HE-Booster: An Efficient Polynomial Arithmetic Acceleration on GPUs for Fully Homomorphic Encryption

• Published in: IEEE transactions on parallel and distributed systems Vol. 34; no. 4; pp. 1 - 17
• Main Authors: Wang, Zhiwei, Li, Peinan, Hou, Rui, Li, Zhihao, Cao, Jiangfeng, Wang, XiaoFeng, Meng, Dan
• Format: Journal Article
• Language: English
• Published: New York IEEE 01.04.2023; The Institute of Electrical and Electronics Engineers, Inc. (IEEE)

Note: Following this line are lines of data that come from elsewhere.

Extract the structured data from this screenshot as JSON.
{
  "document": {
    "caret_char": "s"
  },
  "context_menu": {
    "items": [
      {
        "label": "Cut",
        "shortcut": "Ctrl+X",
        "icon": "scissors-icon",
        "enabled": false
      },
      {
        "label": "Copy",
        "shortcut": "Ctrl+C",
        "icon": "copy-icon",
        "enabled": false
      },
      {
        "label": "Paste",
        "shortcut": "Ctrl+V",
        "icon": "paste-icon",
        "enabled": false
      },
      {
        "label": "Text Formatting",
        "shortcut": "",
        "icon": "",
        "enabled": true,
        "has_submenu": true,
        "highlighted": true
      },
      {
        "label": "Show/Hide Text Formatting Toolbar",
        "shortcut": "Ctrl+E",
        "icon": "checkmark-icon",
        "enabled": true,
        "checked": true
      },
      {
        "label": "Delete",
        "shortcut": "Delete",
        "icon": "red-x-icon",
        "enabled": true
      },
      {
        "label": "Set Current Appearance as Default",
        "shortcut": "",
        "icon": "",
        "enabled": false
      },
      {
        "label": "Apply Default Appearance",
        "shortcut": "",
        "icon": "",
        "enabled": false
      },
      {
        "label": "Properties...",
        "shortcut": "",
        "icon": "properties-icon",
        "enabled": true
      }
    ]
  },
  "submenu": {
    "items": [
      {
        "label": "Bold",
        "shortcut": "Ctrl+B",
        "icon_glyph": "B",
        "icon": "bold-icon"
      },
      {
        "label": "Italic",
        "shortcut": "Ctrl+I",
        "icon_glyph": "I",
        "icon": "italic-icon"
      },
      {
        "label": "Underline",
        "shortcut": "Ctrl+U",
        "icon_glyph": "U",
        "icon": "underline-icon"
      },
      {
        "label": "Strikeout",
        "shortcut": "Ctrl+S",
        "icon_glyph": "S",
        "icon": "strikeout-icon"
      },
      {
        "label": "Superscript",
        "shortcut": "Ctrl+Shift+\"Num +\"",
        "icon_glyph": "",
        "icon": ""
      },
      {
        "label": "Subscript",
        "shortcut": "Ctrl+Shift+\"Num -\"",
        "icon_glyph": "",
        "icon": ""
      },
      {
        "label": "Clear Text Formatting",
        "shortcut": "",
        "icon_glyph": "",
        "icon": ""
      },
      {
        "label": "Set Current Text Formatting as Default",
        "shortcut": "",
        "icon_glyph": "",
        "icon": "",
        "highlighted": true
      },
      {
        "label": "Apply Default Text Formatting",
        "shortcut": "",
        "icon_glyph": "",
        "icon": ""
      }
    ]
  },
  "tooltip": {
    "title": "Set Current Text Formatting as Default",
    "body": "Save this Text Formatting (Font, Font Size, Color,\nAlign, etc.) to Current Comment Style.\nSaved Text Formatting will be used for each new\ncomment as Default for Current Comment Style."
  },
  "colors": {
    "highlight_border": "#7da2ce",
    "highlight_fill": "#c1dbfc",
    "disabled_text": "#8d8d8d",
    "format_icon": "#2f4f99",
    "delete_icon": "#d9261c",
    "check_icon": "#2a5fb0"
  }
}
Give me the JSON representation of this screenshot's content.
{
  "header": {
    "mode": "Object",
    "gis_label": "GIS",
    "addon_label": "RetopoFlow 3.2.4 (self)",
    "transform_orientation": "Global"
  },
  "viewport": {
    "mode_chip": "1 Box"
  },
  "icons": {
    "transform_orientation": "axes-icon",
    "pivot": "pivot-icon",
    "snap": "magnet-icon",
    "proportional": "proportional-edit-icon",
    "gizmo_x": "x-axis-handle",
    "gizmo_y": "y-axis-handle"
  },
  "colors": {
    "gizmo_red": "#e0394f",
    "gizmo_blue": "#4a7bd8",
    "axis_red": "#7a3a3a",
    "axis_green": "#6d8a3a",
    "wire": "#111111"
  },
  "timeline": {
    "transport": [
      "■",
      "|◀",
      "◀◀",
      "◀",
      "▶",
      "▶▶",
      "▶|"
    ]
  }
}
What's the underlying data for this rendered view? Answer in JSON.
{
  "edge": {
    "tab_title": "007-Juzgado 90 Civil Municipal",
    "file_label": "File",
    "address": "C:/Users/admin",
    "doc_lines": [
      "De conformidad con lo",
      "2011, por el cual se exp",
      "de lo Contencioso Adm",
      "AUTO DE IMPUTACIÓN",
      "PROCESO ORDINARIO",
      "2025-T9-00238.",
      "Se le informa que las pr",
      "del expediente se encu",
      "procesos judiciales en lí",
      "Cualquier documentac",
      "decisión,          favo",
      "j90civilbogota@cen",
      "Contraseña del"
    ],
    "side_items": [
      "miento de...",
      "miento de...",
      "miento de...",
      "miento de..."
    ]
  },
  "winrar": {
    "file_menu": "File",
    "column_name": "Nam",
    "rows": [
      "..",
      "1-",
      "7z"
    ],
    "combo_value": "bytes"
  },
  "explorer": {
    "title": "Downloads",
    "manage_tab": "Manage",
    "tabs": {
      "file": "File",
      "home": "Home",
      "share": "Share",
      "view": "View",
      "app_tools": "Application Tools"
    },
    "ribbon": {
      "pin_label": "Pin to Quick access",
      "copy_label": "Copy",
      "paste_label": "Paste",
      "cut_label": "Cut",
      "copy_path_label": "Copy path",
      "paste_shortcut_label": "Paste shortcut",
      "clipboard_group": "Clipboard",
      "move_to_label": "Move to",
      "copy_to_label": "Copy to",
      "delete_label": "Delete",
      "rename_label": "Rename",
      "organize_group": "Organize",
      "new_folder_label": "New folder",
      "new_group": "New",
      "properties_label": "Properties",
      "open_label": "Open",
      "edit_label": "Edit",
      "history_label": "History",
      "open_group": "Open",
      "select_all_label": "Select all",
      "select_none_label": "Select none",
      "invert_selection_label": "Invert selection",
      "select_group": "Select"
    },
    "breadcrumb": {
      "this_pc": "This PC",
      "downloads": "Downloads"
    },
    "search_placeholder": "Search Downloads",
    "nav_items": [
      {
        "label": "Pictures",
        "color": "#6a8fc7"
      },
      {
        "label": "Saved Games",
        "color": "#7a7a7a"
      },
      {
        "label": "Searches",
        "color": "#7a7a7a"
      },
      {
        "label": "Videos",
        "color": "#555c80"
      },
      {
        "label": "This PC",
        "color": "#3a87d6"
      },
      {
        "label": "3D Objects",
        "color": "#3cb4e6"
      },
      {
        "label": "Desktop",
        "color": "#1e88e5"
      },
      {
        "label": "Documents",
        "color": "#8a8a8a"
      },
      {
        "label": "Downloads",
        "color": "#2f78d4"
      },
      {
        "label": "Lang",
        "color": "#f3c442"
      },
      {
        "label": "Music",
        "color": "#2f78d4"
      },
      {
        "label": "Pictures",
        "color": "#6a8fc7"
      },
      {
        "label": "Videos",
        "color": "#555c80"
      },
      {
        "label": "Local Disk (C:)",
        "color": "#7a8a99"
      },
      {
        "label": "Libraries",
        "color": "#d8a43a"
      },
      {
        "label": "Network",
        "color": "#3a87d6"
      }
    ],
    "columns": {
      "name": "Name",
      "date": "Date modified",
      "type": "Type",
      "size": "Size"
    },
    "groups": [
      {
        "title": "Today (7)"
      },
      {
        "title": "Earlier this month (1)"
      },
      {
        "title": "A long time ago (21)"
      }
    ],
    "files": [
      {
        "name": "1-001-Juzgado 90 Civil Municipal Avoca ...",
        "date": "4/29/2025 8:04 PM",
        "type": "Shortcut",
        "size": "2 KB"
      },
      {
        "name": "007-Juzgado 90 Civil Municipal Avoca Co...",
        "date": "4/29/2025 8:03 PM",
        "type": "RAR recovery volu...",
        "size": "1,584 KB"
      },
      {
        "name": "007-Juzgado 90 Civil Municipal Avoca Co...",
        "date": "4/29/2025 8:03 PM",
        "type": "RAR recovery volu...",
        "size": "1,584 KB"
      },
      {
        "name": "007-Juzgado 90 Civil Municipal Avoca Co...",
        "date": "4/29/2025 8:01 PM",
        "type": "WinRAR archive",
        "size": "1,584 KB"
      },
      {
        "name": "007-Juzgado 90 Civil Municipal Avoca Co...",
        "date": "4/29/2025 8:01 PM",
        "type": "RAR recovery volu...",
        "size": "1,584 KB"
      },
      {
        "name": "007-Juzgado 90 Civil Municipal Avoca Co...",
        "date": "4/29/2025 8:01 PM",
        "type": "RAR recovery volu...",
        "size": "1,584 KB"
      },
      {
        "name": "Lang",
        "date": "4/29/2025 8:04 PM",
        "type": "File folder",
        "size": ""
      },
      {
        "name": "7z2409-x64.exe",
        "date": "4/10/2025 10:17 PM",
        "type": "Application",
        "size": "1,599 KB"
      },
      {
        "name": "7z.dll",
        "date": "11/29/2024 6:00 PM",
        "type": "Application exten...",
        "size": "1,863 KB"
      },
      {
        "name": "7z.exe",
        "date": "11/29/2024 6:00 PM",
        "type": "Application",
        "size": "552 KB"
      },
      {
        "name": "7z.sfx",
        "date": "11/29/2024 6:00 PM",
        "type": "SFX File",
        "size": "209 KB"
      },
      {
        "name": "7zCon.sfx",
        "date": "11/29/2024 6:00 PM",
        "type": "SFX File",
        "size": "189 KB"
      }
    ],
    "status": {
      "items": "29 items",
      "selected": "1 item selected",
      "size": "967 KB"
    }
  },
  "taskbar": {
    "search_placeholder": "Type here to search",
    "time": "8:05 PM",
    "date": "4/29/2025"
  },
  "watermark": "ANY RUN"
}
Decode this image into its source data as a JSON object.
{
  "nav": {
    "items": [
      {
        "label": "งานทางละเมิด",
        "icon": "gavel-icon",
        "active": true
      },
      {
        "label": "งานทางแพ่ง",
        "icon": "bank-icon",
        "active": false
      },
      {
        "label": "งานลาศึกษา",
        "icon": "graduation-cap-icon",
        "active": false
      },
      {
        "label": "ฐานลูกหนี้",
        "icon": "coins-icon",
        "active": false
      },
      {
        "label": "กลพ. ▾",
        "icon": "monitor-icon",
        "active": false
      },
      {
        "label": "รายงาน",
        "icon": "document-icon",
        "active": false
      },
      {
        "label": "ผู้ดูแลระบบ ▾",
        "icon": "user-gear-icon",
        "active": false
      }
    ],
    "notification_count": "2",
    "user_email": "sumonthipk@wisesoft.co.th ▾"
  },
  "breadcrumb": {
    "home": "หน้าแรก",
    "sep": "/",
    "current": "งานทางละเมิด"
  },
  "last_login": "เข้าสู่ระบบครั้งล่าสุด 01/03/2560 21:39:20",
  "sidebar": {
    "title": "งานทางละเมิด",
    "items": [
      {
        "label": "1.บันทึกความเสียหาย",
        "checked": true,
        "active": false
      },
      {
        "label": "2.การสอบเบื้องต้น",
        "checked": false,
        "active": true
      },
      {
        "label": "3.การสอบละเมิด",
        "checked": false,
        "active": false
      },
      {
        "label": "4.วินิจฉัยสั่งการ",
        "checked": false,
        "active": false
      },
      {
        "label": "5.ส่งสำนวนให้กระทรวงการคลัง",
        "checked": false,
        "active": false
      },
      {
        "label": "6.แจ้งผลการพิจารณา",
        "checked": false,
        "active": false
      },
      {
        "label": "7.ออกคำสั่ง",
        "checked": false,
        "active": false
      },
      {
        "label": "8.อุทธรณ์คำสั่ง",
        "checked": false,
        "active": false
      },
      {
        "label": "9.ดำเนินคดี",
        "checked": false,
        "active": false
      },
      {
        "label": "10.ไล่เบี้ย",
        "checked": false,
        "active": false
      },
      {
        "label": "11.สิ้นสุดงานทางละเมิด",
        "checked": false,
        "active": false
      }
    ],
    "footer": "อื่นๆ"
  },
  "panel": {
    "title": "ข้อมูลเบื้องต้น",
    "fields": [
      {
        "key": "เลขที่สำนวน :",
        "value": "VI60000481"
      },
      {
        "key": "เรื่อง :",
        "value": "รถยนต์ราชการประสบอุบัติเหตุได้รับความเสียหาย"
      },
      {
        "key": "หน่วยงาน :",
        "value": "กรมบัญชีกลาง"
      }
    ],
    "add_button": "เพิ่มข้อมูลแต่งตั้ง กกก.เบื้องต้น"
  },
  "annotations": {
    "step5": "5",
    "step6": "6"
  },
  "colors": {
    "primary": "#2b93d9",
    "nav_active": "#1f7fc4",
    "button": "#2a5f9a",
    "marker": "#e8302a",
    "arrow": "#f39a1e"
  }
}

• Subjects: Application specific integrated circuits; Arithmetic; Cathode ray tubes; Cloud computing; Computer architecture; Encryption; Field programmable gate arrays; fully homomorphic encryption; GPU acceleration; Graphics processing units; Instruction sets; Libraries; number-theoretic transform; Parallel processing; Polynomials; Synchronism; Synchronization
• ISSN: 1045-9219; 1558-2183
• DOI: 10.1109/TPDS.2022.3228628

Fully Homomorphic Encryption (FHE) enables secure offloading of computations to untrusted cloud servers as it allows computing on encrypted data. However, existing well-known FHE schemes suffer from heavy performance overheads. Thus numerous accelerations based on FPGAs, ASICs, and GPUs have been proposed. Compared to FPGAs and ASICs, GPUs have obvious advantages in productivity and development costs. And also, GPUs have already been widely deployed in commercial cloud or supercomputing centers. Therefore, we present HE-Booster, an efficient GPU-based FHE acceleration design. For single-GPU acceleration, a thorough systematic design is exploited to map five common phases in typical FHE schemes to the GPU parallel architecture. In particular, inspired by the regular architecture of NTT/INTT, a novel inter-thread local synchronization is proposed to exploit thread-level parallelism. For multi-GPU acceleration, we propose a scalable parallelization design that exploits data-level parallelism through fine-grained data partition under different representations. Finally, experiments on 1 NVIDIA GPU demonstrate that our work outperforms 251.7×, 78.5× and 164.9× than three mainstream CPU-based libraries HElib, SEAL, and PALISADE, and up to 170.5× speedup is obtained compared to the GPU-accelerated library cuHE. What's more, performing 8 homomorphic multiplications on 8 GPUs can deliver up to a 7.66× performance boost compared to a single-GPU implementation.